# So-So Entry-Level Bandsaw



## motthunter (Dec 31, 2007)

nice review. Good luck in selling it. You may take a slight loss but in the end, better to take a short loss than feel bad about having a tool you don't like and does not do what you want it to. 230 is a lot of cash,.. but a good lesson.

Since craftsman stopped buying from Emerson electric, they are no longer a viable source for power tools in my book. The old craftsman is now Rigid. They tend to be a bit better but in my opinion are also not really professional grade. I also am not a Rikon fan.. for the money, look at Grizzly, Jet, or Steel City. If you save a bit more, Powermatic is also great.


----------



## rikkor (Oct 17, 2007)

I will not buy anymore Craftsman tools. They have really gone K-Mart. I have a Grizzly 14" that I am quite happy with.


----------



## Hawgnutz (Mar 29, 2007)

Yes, Rikkor, I will not buy any new Craftsman tools, except those not available elsewhere, such as the 7 1/4" miter saw and their smaller biscuit joiner. There quality has really gone downhill these last years.

Yes, Hunter, I will take a loss on selling it, but quality is worth a hit in the wallet. I don't live near a Grizzly store and their shipping costs kinda make me hesitant. I would rather drive drive to Tucson and buy one I can see in use at Wodcraft. But I will not hesitate to buy a Grizzly. here customer service is GREAT!

God Bless,
Hawg


----------



## sIKE (Feb 14, 2008)

I have just about stopped by anything Craftsman that is powered. I still like to buy the hand tools though.


----------



## jim1942 (Feb 14, 2009)

I bought this saw about a year ago. Fair saw but really hard to set the lower guides. Almost have to remove the table to change blade and reset guides. Glad I kept my old saw. I keep a 1/8 blade on the old and the larger blade on this and it seems to work out okay.
Along with lots of other folks this will be my last craftsman power tool. sad…...........


----------



## knotscott (Feb 27, 2009)

Hi Hawg - I've had this 12" BS for a couple of years now. AFAIK, it's made by Richen Enterprises who also makes the Rikon. If you look at the schematics for both, there are several shared parts.

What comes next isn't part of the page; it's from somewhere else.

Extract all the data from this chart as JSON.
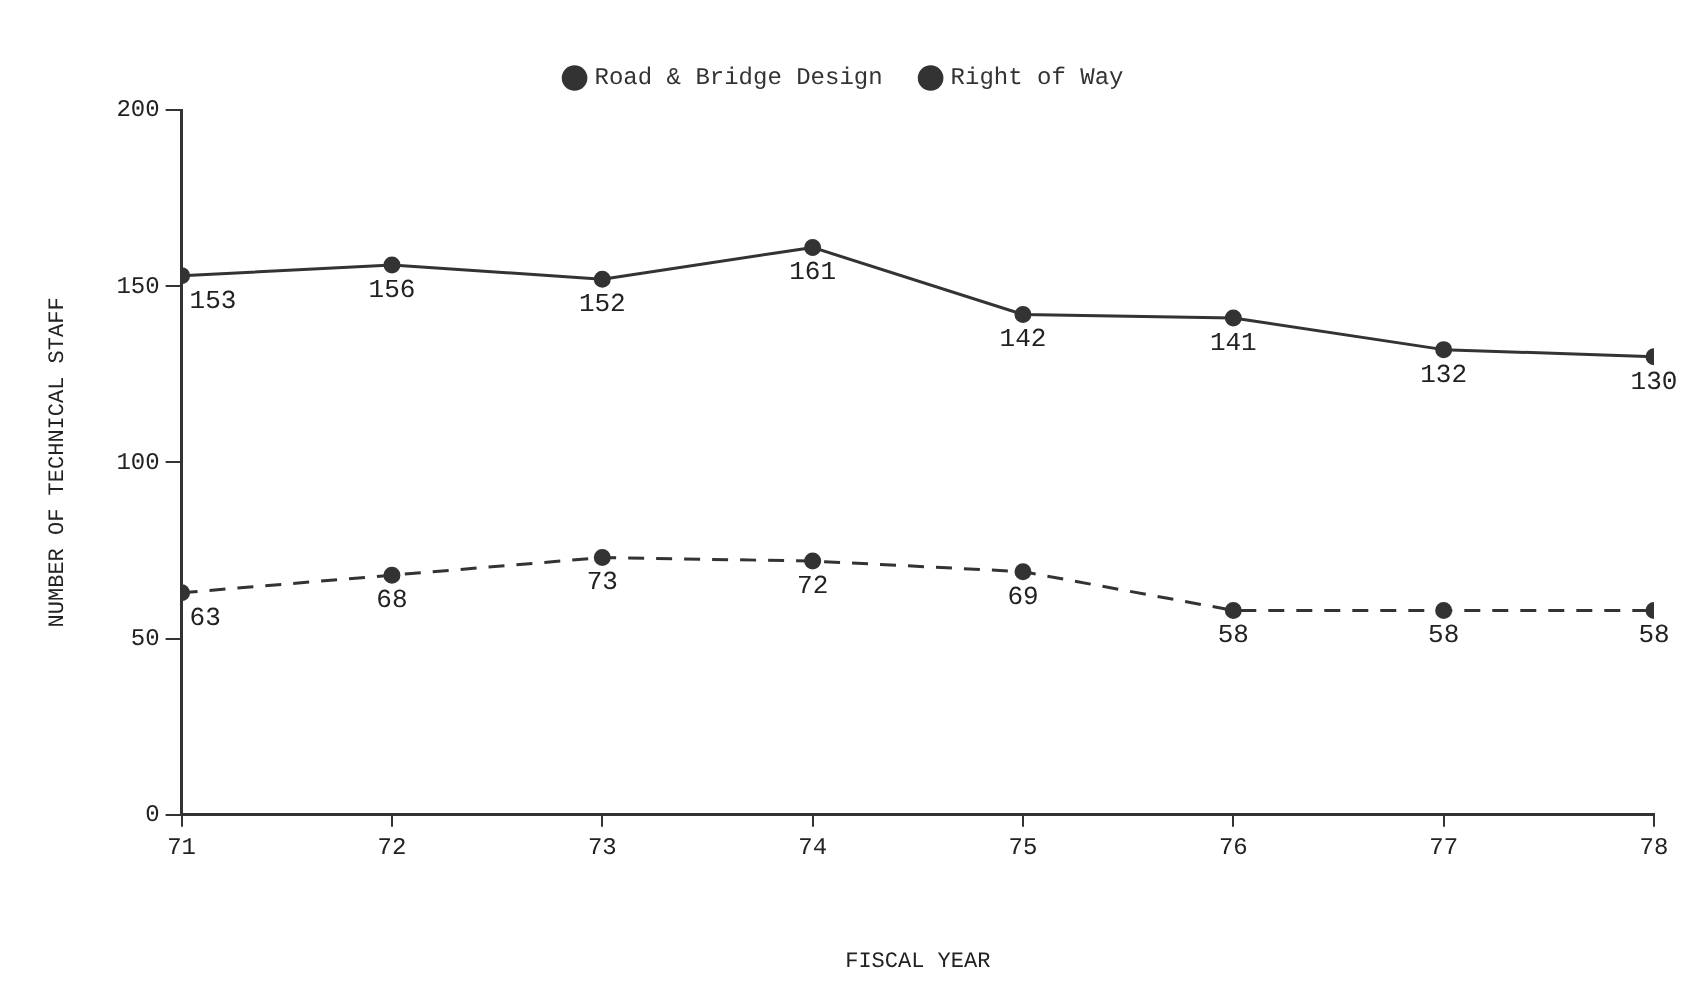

My experience with this saw has been really good. I'm consider adding a review of it here also…I'd rate it a solid 4 Stars. I agree that the bearings are not high quality, but I replaced them all for under $10 in about 15 minutes. All's well now. I have 3 different Timberwolf blades for it, and it'll cut well to it's capacity limits. The fence is functional, it has a large cast iron table, and with the proper blade, it'll resaw to it's full 7" height with a reasonable feedrate. It's no Minimax, and no doubt it won't hang with the upper end 14-17" saws on the market, but nor do I expect it too. My shop is small, and my budget is typically tight. The 22400 fit the bill and the budget….it replaced a 9" Ryobi, and has done really well by me. Their 14" model has a fairly large happy following too.

This was the 2nd major Craftsman tool purchase for me…the other being the Craftsman (Orion) 22124 hybrid saw, that was super. I think some of the newer Craftsman tools are extremely competitive if you can swing a good sale price. I've since upgraded the table saw to a 3hp cabinet saw, but there are still aspects of the 22124 hybrid that I still miss.


----------